"The Hurt Locker" isn't taking the mortar rounds being fired at it sitting down.
"In my experience over the past year, the overwhelming majority of veterans, not just of this war but of past wars, have been very positive and supportive of the film that we made," screenwriter and producer Mark Boal told TheWrap on Friday. 
Boal (pictured) was responding to criticism that rather than being an accurate depiction of the life of soldiers in Iraq, the film is an example of what the Los Angeles Times termed “Hollywood hokum.” (See accompanying story: "Oscar Race Gets Dumb and Ugly.")
The criticisms come in the final days of the Oscar campaign, and on the heels of a controversy over emails sent out by one of the film's producers, Nicolas Chartier.
The Times story resurrected topics that had been discussed -- and seemingly dismissed -- at the time of the film’s June 2009 release, if not its September 2008 Toronto Film Festival premiere.
“The Hurt Locker” has been well-received by many veterans and servicemen, including Robert M. Gates, the U.S. Secretary of Defense, whose spokesperson has said Gates thinks director Kathryn Bigelow’s film is “the most authentic” ever made about Iraq.
But in the Times story, some soldiers say that elements of the movie are over-sensationalized and disrespectful to the armed forces.
In the most dramatic charge, the Times wrote that “the production had driven a Humvee into a Palestinian refugee camp in order to film angry crowd scenes.”
The source was a serviceman who was not on the set but who said he’d been told about it by “a Jordanian official.”
“That is categorically false,” Boal told theWrap. “Nothing remotely like that ever happened. There is no scene like that in the movie. We never shot anything like that. And there was never any scene like that in the script.”
In the instances when the production used Humvees, he said, the vehicles were on loan from the Jordanian government, which created specific routes to which travel was restricted.
Boal wrote the script after a journalistic embed with a bomb-disposal unit in 2004. The film does not purport to tell a true story, but it does aim to accurately capture the look and feel of a chaotic war.

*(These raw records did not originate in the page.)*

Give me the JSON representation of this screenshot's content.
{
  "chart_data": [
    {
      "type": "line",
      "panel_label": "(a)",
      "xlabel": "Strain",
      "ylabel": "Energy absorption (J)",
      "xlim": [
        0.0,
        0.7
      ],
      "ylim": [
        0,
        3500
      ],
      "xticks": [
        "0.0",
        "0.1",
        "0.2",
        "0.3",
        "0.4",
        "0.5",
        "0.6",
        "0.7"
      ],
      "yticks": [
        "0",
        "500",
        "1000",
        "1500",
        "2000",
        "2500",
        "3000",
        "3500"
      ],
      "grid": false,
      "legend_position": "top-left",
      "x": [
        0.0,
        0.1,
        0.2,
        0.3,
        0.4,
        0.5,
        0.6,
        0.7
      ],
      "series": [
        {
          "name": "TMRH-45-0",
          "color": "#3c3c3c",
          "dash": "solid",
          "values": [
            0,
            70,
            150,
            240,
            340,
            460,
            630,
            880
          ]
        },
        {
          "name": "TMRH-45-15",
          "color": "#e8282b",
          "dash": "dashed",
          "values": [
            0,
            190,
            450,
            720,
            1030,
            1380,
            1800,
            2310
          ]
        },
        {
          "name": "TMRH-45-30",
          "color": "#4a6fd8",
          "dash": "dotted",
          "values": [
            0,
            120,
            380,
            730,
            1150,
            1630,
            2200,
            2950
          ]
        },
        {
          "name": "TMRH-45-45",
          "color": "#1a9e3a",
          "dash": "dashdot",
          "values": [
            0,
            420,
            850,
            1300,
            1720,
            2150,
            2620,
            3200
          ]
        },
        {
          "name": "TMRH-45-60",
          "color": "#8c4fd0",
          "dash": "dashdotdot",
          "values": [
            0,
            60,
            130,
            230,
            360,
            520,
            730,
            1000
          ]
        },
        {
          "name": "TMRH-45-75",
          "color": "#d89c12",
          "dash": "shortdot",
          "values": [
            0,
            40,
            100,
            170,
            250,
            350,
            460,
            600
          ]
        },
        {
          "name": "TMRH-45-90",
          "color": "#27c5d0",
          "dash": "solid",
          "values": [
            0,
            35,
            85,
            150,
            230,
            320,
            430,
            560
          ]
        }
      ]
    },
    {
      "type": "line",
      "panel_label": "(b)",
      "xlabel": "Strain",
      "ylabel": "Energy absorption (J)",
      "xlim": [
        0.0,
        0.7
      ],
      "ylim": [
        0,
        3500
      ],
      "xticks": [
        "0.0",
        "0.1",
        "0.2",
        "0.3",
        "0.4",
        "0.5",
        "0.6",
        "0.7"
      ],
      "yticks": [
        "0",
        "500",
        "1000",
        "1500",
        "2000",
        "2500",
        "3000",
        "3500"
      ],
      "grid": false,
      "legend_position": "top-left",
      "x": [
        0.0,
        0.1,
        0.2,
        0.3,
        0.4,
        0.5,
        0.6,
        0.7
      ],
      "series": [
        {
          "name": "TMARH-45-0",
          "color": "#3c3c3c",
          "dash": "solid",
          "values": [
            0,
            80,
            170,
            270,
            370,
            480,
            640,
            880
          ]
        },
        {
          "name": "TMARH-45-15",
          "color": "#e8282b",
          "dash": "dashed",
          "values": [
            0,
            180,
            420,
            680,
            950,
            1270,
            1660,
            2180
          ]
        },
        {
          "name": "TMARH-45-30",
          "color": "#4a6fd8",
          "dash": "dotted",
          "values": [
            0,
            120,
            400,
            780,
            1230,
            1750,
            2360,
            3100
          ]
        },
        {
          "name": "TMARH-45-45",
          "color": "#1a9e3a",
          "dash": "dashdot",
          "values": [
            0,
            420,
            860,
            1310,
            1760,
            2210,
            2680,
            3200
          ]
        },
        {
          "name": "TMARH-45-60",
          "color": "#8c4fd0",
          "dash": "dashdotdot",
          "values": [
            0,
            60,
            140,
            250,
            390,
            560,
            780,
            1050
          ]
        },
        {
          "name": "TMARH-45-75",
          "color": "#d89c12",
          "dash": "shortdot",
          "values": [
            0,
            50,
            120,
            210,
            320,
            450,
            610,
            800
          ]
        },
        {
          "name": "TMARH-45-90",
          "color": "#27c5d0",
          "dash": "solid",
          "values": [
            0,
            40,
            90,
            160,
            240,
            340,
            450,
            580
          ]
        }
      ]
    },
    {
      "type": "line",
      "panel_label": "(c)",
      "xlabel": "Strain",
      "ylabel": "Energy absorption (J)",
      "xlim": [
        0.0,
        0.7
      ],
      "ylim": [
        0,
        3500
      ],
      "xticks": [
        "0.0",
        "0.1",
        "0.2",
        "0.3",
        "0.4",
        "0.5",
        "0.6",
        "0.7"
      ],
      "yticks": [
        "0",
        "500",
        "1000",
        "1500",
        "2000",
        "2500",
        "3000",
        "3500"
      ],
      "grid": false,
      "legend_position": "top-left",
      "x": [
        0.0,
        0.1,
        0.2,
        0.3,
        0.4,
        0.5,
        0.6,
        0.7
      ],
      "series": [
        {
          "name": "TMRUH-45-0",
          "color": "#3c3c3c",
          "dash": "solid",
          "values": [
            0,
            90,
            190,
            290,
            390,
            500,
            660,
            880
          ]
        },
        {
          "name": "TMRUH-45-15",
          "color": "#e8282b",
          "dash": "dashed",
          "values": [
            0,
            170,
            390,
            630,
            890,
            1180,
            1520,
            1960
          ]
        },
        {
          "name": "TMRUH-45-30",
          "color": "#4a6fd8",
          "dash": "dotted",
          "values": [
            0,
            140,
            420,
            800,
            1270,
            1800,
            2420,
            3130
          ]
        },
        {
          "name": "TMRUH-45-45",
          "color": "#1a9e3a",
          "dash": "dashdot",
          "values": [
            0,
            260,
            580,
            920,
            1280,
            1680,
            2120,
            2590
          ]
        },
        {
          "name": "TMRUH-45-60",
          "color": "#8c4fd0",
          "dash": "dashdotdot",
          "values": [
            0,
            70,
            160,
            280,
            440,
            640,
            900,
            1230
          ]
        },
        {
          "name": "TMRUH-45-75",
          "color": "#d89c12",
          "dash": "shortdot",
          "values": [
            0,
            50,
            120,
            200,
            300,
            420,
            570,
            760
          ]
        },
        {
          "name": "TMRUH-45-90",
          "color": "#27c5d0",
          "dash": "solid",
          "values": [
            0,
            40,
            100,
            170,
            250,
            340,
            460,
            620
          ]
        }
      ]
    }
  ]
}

Other complaints about the film that have been raised in the Times story and in online forums over the past months are that its central character, played by Jeremy Renner, is too much of a maverick; that its depiction of bomb-disposal techniques is not accurate; and that it makes errors as simple as putting its soldiers in uniforms that were not used in 2004, when the movie was set.
To these, Boal said, “As I have said many times, the movie is not a documentary. We made creative decisions, and I hope people understand that those decisions were made respectfully and conscientiously.”
Putting the soldiers in uniforms that weren’t worn until after 2004, he said, was done simply to make things more comfortable for viewers, who might otherwise wonder why the men they saw onscreen were dressed differently from the ones they watched on the evening news.